Mark Eisenegger, professeur à l’Institut des sciences de la communication et des médias (IKMZ) de l’Université de Zurich et directeur du Centre de recherche sur l’opinion publique et la société (fög), voit dans la lutte contre la désinformation une opportunité pour les médias. Selon lui, la demande de contenus fiables ne disparaîtra jamais, surtout dans une période d’incertitude comme celle que nous vivons. « Plus les plateformes technologiques – notamment à cause de l’IA – seront associées à la désinformation, plus ce sera une opportunité pour un journalisme crédible. »

Mark Eisenegger est l’un des auteurs d’une étude** sur la gouvernance de la désinformation en Suisse, menée sous un angle juridique et sociologique. Cette étude propose plusieurs mesures pour lutter contre la désinformation, notamment : l’obligation d’identifier la publicité et les bots sur les réseaux sociaux, des exigences de transparence pour les plateformes, un accès facilité aux données pour la recherche, ainsi que la création d’un conseil numérique et d’un observatoire sur la désinformation.
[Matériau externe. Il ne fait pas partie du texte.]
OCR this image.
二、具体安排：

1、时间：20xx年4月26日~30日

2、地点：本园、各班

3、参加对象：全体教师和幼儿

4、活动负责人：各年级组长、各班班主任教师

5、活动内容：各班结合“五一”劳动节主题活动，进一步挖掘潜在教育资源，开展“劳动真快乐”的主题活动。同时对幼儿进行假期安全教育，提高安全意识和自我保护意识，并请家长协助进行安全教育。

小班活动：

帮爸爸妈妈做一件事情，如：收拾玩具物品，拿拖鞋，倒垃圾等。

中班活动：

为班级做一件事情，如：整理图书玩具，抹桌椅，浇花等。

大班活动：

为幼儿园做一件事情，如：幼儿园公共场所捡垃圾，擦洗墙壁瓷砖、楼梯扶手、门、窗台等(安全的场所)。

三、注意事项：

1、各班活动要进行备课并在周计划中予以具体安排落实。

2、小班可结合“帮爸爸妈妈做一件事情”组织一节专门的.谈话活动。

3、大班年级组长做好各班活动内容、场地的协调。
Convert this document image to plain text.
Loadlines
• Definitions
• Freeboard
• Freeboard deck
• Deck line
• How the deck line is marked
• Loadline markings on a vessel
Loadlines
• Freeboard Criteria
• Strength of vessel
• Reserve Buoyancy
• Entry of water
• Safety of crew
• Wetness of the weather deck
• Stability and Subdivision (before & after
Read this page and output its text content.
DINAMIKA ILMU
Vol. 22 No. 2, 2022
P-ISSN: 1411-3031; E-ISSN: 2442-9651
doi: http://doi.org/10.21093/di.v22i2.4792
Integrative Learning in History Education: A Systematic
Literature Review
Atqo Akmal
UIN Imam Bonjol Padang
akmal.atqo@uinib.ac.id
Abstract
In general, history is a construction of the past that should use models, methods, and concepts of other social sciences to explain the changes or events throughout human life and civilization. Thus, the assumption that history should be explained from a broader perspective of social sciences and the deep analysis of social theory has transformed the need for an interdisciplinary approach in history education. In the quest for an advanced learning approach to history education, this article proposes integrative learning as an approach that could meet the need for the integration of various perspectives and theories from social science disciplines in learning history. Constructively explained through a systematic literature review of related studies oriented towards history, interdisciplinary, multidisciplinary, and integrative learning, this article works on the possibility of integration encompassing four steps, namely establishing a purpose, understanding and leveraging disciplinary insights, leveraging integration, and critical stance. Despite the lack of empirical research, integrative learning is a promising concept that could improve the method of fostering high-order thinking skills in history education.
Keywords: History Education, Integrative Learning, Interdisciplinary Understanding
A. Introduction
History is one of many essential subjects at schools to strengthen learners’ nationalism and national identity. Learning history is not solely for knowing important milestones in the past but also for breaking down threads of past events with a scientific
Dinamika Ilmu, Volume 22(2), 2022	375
Deux mesures concernent directement les médias : le renforcement du journalisme d’information et la création d’une plateforme médiatique suisse.

Contrôle social en Suisse

Selon l’étude scientifique, l’amélioration générale des compétences en médias et en numérique joue un rôle clé dans le renforcement de la résilience face à la désinformation. Comparée à d’autres pays comme les Etats-Unis, la Suisse se montre plus résistante à la désinformation, explique Mark Eisenegger dans Edito. Cette résilience s’explique par une polarisation relativement faible de la société, mais aussi par la petite taille du pays, son -organisation fédérale et son multilinguisme. « Dans les -petits espaces sociaux de la Suisse, le contrôle social est plus fort. »

Malgré des défis comme la concentration des médias, le journalisme d’information conserve une position relativement solide. « En Suisse, diffuser de la désinformation entraîne des pertes de réputation, notamment parce que les auteurs s’exposent à une couverture critique dans les médias d’actualité. » Contrairement aux Etats-Unis, la diffusion de fausses informations n’est pas encore un comportement anodin en Suisse, mais un sujet pris au sérieux tant par les médias que par le public.

Assumer la fonction de « watchdog »

Selon Mark Eisenegger, le rôle du journalisme de qualité est déterminant pour renforcer la résilience de la société face à la désinformation. Il estime que le journalisme devrait assumer davantage son rôle de « watchdog » sur Internet et débunker (démasquer) les fausses informations potentielles. « La SSR et les médias privés font déjà un certain travail, mais la SSR pourrait être encore plus active. »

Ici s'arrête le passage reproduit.